I want to utilize the texture units the achieve this. However, one 1D-layered tex object can support an array up to 16384x2048. Then I will need hundreds of tex objectes to create. Nevertheless, vectors will be updated in another kernel for another lerps. Since layered textures are only supported by cudaArray, re-copying seems mandatory. I was considering updating the cudaArray by surface objectes, but it does not support atomic reduction, which is needed in my algorithm. Currently I’m trying to use arrays of 2D texture objects with pitched linear memory, but I’m not sure it’s the right choice.
When I was considering those possible approaches, I realized I knew so few about details deep inside texture memory, thus I have some statements according to my understanding. It’s really appreciated that someone who has better knowledge about this could help to confirm them, or clarify my misunderstandings. Thanks very much!
Here are my understandings and questions:
The elements of cudaArrays follow Z-order curve pattern (at stated by another thread here). Thus even the interpolation will never across layeres, the locality between layers are still needed for efficient use of memory bandwith. This is also the case for 2D texture with cudaArray, even when the lerp is always along one axis (say, one coordinate is i+0.5f). Not sure for 2D texture with pitched memory.
The bandwith of texture memory is shared with normal global reads. The texture is likely to save the bandwidth only for cache hits, or better coalescing due to spacial locality of Z-order curve.
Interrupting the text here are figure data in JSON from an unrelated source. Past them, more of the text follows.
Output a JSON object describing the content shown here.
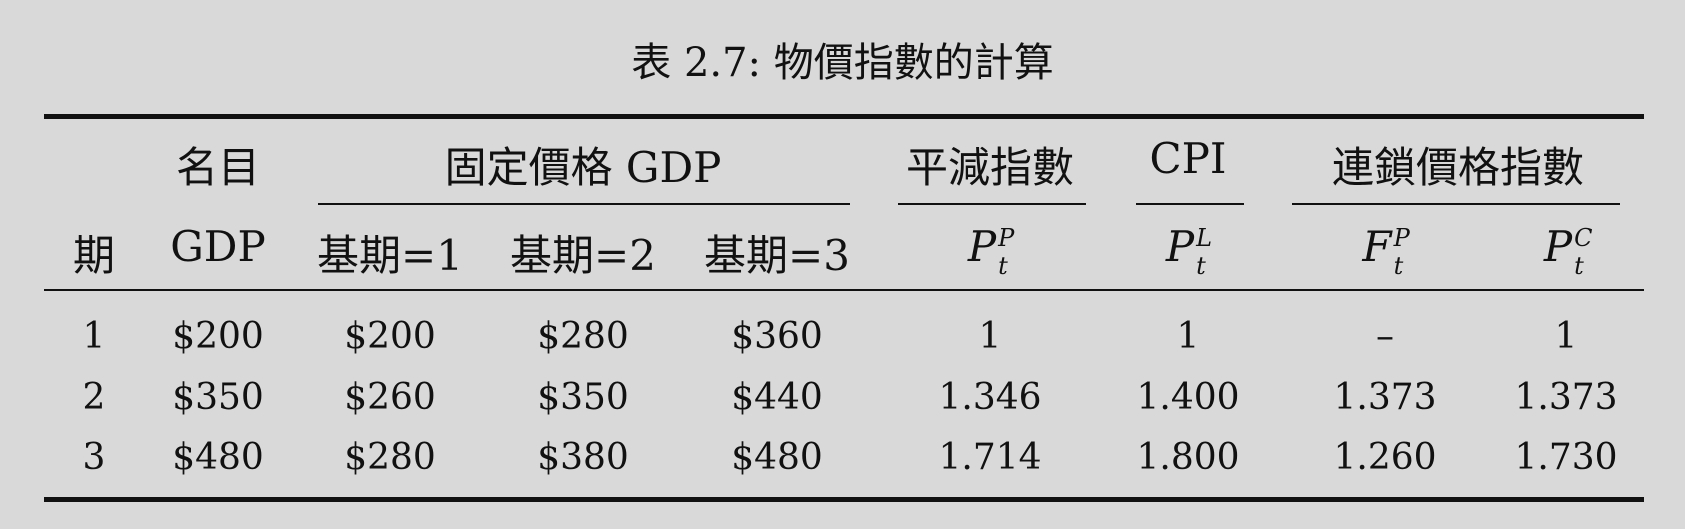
{
  "caption": "表 2.7: 物價指數的計算",
  "header_top": {
    "nominal": "名目",
    "fixed_price_gdp": "固定價格 GDP",
    "deflator": "平減指數",
    "cpi": "CPI",
    "chain": "連鎖價格指數"
  },
  "header_sub": {
    "period": "期",
    "gdp": "GDP",
    "base1": "基期=1",
    "base2": "基期=2",
    "base3": "基期=3",
    "deflator_symbol": {
      "main": "P",
      "sup": "P",
      "sub": "t"
    },
    "cpi_symbol": {
      "main": "P",
      "sup": "L",
      "sub": "t"
    },
    "fisher_symbol": {
      "main": "F",
      "sup": "P",
      "sub": "t"
    },
    "chain_symbol": {
      "main": "P",
      "sup": "C",
      "sub": "t"
    }
  },
  "rows": [
    [
      "1",
      "$200",
      "$200",
      "$280",
      "$360",
      "1",
      "1",
      "–",
      "1"
    ],
    [
      "2",
      "$350",
      "$260",
      "$350",
      "$440",
      "1.346",
      "1.400",
      "1.373",
      "1.373"
    ],
    [
      "3",
      "$480",
      "$280",
      "$380",
      "$480",
      "1.714",
      "1.800",
      "1.260",
      "1.730"
    ]
  ]
}
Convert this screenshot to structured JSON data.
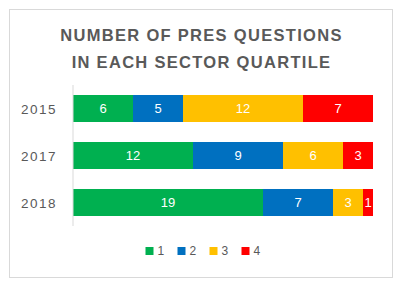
{
  "chart_data": {
    "type": "bar",
    "orientation": "horizontal",
    "stacked": true,
    "title": "NUMBER OF PRES QUESTIONS\nIN EACH SECTOR QUARTILE",
    "categories": [
      "2015",
      "2017",
      "2018"
    ],
    "series": [
      {
        "name": "1",
        "color": "#00b050",
        "values": [
          6,
          12,
          19
        ]
      },
      {
        "name": "2",
        "color": "#0070c0",
        "values": [
          5,
          9,
          7
        ]
      },
      {
        "name": "3",
        "color": "#ffc000",
        "values": [
          12,
          6,
          3
        ]
      },
      {
        "name": "4",
        "color": "#ff0000",
        "values": [
          7,
          3,
          1
        ]
      }
    ],
    "xlim": [
      0,
      30
    ],
    "tick_labels": false,
    "grid": false,
    "data_labels": true,
    "legend": "bottom"
  }
}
As stated in “https://devblogs.nvidia.com/cuda-pro-tip-kepler-texture-objects-improve-performance-and-flexibility/”, a kernel can support up to 1 million texture objects. I’ve checked the value of cudaTextureObject_t, it’s numbered sequencially as 1,2,… There must be some context dependent variables initialized when creating them. Is that possible to call cudaCreateTextureObject or cudaDestroyTextureObject with a long continous sequence rather than one by one? The resource descriptions are identical, the only difference is the pointer address.
Actually, if statement 1 is not true, using layered texture may behave identically with texture object array, probably better performance. Since creating many texture objects needs more context resources.
- The precision of texture interpolation is 8bit, regardless of the coordinats range. Is that possible to have better precision?
The texture unit is a common and powerful approach in graphics, but sometimes we need more flexibilities to better utilize it in scientific computing.